Several days after interviewing Sam West, I stumbled across this quote from him on his entry for IMDB – the leading information website for filmmakers and actors.

‘Oliver Reed regretted not sleeping with every woman in the world, and Betjeman said he wished he’d had more sex. It doesn’t matter how much sex I have, I’ll be of Ollie Reed’s mind when it comes down to it. And so will anybody who is honest.’

Well, I would say that Sam West is a man who frets and thinks too much. But he is also a man who truly lusts after life – and what’s wrong with that? It’s not like he ever claimed to be an angel. 

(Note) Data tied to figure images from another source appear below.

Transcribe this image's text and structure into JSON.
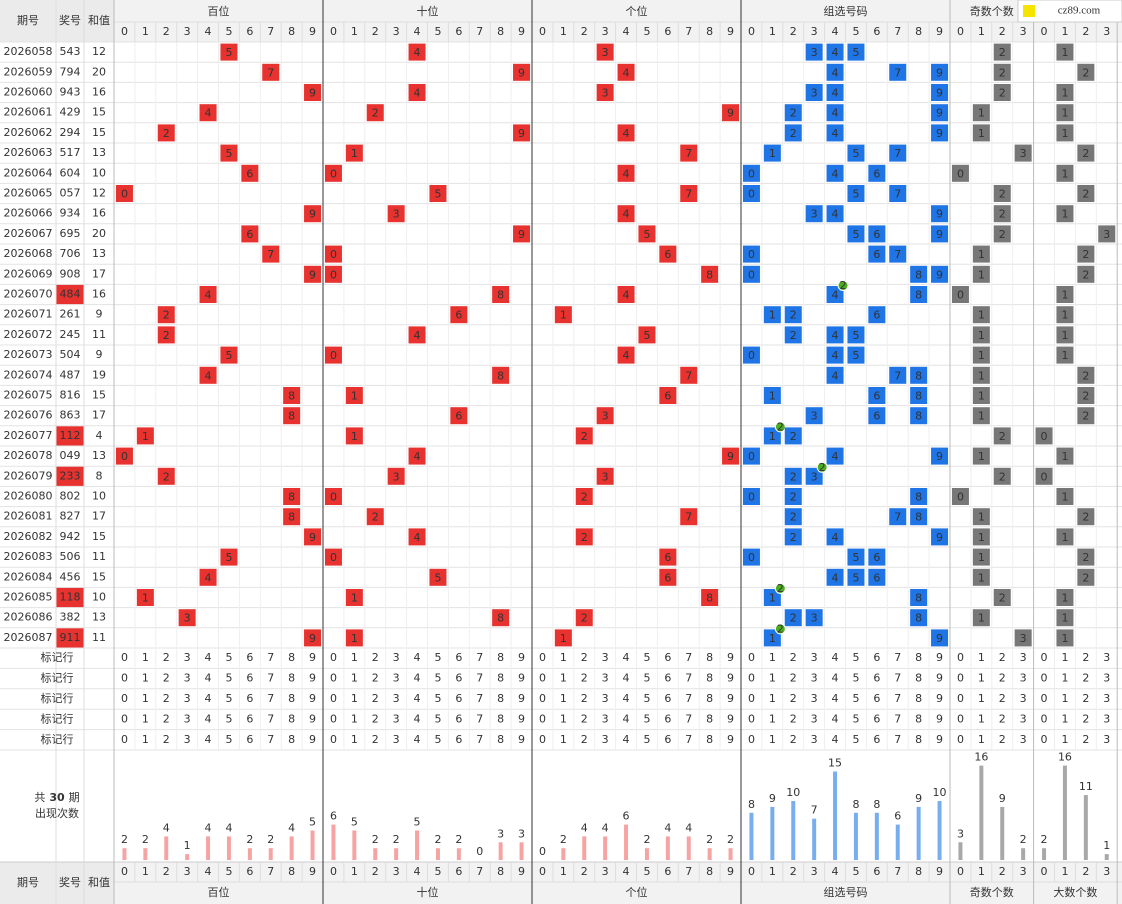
{
  "header": {
    "period": "期号",
    "number": "奖号",
    "sum": "和值",
    "groups": [
      {
        "name": "百位",
        "digits": [
          0,
          1,
          2,
          3,
          4,
          5,
          6,
          7,
          8,
          9
        ]
      },
      {
        "name": "十位",
        "digits": [
          0,
          1,
          2,
          3,
          4,
          5,
          6,
          7,
          8,
          9
        ]
      },
      {
        "name": "个位",
        "digits": [
          0,
          1,
          2,
          3,
          4,
          5,
          6,
          7,
          8,
          9
        ]
      },
      {
        "name": "组选号码",
        "digits": [
          0,
          1,
          2,
          3,
          4,
          5,
          6,
          7,
          8,
          9
        ]
      },
      {
        "name": "奇数个数",
        "digits": [
          0,
          1,
          2,
          3
        ]
      },
      {
        "name": "大数个数",
        "digits": [
          0,
          1,
          2,
          3
        ]
      }
    ]
  },
  "watermark": "cz89.com",
  "rows": [
    {
      "period": "2026058",
      "number": "543",
      "sum": 12
    },
    {
      "period": "2026059",
      "number": "794",
      "sum": 20
    },
    {
      "period": "2026060",
      "number": "943",
      "sum": 16
    },
    {
      "period": "2026061",
      "number": "429",
      "sum": 15
    },
    {
      "period": "2026062",
      "number": "294",
      "sum": 15
    },
    {
      "period": "2026063",
      "number": "517",
      "sum": 13
    },
    {
      "period": "2026064",
      "number": "604",
      "sum": 10
    },
    {
      "period": "2026065",
      "number": "057",
      "sum": 12
    },
    {
      "period": "2026066",
      "number": "934",
      "sum": 16
    },
    {
      "period": "2026067",
      "number": "695",
      "sum": 20
    },
    {
      "period": "2026068",
      "number": "706",
      "sum": 13
    },
    {
      "period": "2026069",
      "number": "908",
      "sum": 17
    },
    {
      "period": "2026070",
      "number": "484",
      "sum": 16,
      "repeat": 2
    },
    {
      "period": "2026071",
      "number": "261",
      "sum": 9
    },
    {
      "period": "2026072",
      "number": "245",
      "sum": 11
    },
    {
      "period": "2026073",
      "number": "504",
      "sum": 9
    },
    {
      "period": "2026074",
      "number": "487",
      "sum": 19
    },
    {
      "period": "2026075",
      "number": "816",
      "sum": 15
    },
    {
      "period": "2026076",
      "number": "863",
      "sum": 17
    },
    {
      "period": "2026077",
      "number": "112",
      "sum": 4,
      "repeat": 2
    },
    {
      "period": "2026078",
      "number": "049",
      "sum": 13
    },
    {
      "period": "2026079",
      "number": "233",
      "sum": 8,
      "repeat": 2
    },
    {
      "period": "2026080",
      "number": "802",
      "sum": 10
    },
    {
      "period": "2026081",
      "number": "827",
      "sum": 17
    },
    {
      "period": "2026082",
      "number": "942",
      "sum": 15
    },
    {
      "period": "2026083",
      "number": "506",
      "sum": 11
    },
    {
      "period": "2026084",
      "number": "456",
      "sum": 15
    },
    {
      "period": "2026085",
      "number": "118",
      "sum": 10,
      "repeat": 2
    },
    {
      "period": "2026086",
      "number": "382",
      "sum": 13
    },
    {
      "period": "2026087",
      "number": "911",
      "sum": 11,
      "repeat": 2
    }
  ],
  "marker_rows": [
    "标记行",
    "标记行",
    "标记行",
    "标记行",
    "标记行"
  ],
  "stats": {
    "prefix": "共",
    "periods": 30,
    "suffix": "期",
    "label": "出现次数",
    "counts": [
      [
        2,
        2,
        4,
        1,
        4,
        4,
        2,
        2,
        4,
        5
      ],
      [
        6,
        5,
        2,
        2,
        5,
        2,
        2,
        0,
        3,
        3
      ],
      [
        0,
        2,
        4,
        4,
        6,
        2,
        4,
        4,
        2,
        2
      ],
      [
        8,
        9,
        10,
        7,
        15,
        8,
        8,
        6,
        9,
        10
      ],
      [
        3,
        16,
        9,
        2
      ],
      [
        2,
        16,
        11,
        1
      ]
    ]
  }
}
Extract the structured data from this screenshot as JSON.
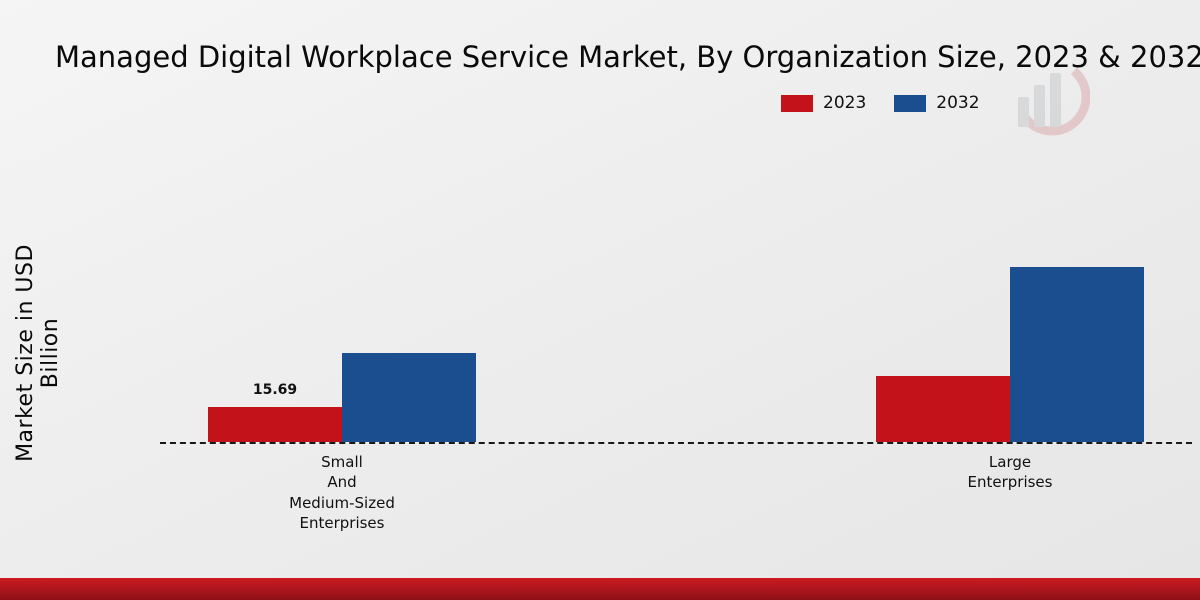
{
  "title": "Managed Digital Workplace Service Market, By Organization Size, 2023 & 2032",
  "ylabel": "Market Size in USD Billion",
  "legend": [
    {
      "label": "2023",
      "color": "#c3121a"
    },
    {
      "label": "2032",
      "color": "#1a4e8f"
    }
  ],
  "footer": {
    "band_color_top": "#cc1a22",
    "band_color_bottom": "#8c1016"
  },
  "watermark": {
    "name": "market-research-logo"
  },
  "chart_data": {
    "type": "bar",
    "categories": [
      "Small And Medium-Sized Enterprises",
      "Large Enterprises"
    ],
    "category_lines": [
      [
        "Small",
        "And",
        "Medium-Sized",
        "Enterprises"
      ],
      [
        "Large",
        "Enterprises"
      ]
    ],
    "series": [
      {
        "name": "2023",
        "color": "#c3121a",
        "values": [
          15.69,
          29.6
        ]
      },
      {
        "name": "2032",
        "color": "#1a4e8f",
        "values": [
          40.0,
          78.5
        ]
      }
    ],
    "value_labels": [
      {
        "series": 0,
        "category": 0,
        "text": "15.69"
      }
    ],
    "xlabel": "",
    "ylim": [
      0,
      85
    ],
    "grid": false,
    "legend_position": "top-right",
    "baseline_style": "dashed"
  }
}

Alan Plater’s Close The Coalhouse Door, directed by Sam West, runs from 13 April to 5 May: 0191-230 5151,


  • Born 19 June 1966. His parents are the well-known actors Timothy West and Prunella Scales.
  • At Oxford University he was a member of the Socialist Workers Party. ‘Actors are generally poor and they work together,’ he said in a recent interview, ‘so left-wing politics are a natural fit.’
  • He confessed to The Stage that one of his golden rules for acting is ‘trying to remain solvent so you don’t have to do rubbish’.
  • Off-screen he is a keen birdwatcher – and muchloved narrator. He has recorded more than 50 audio books, including Coriolanus and Birdsong.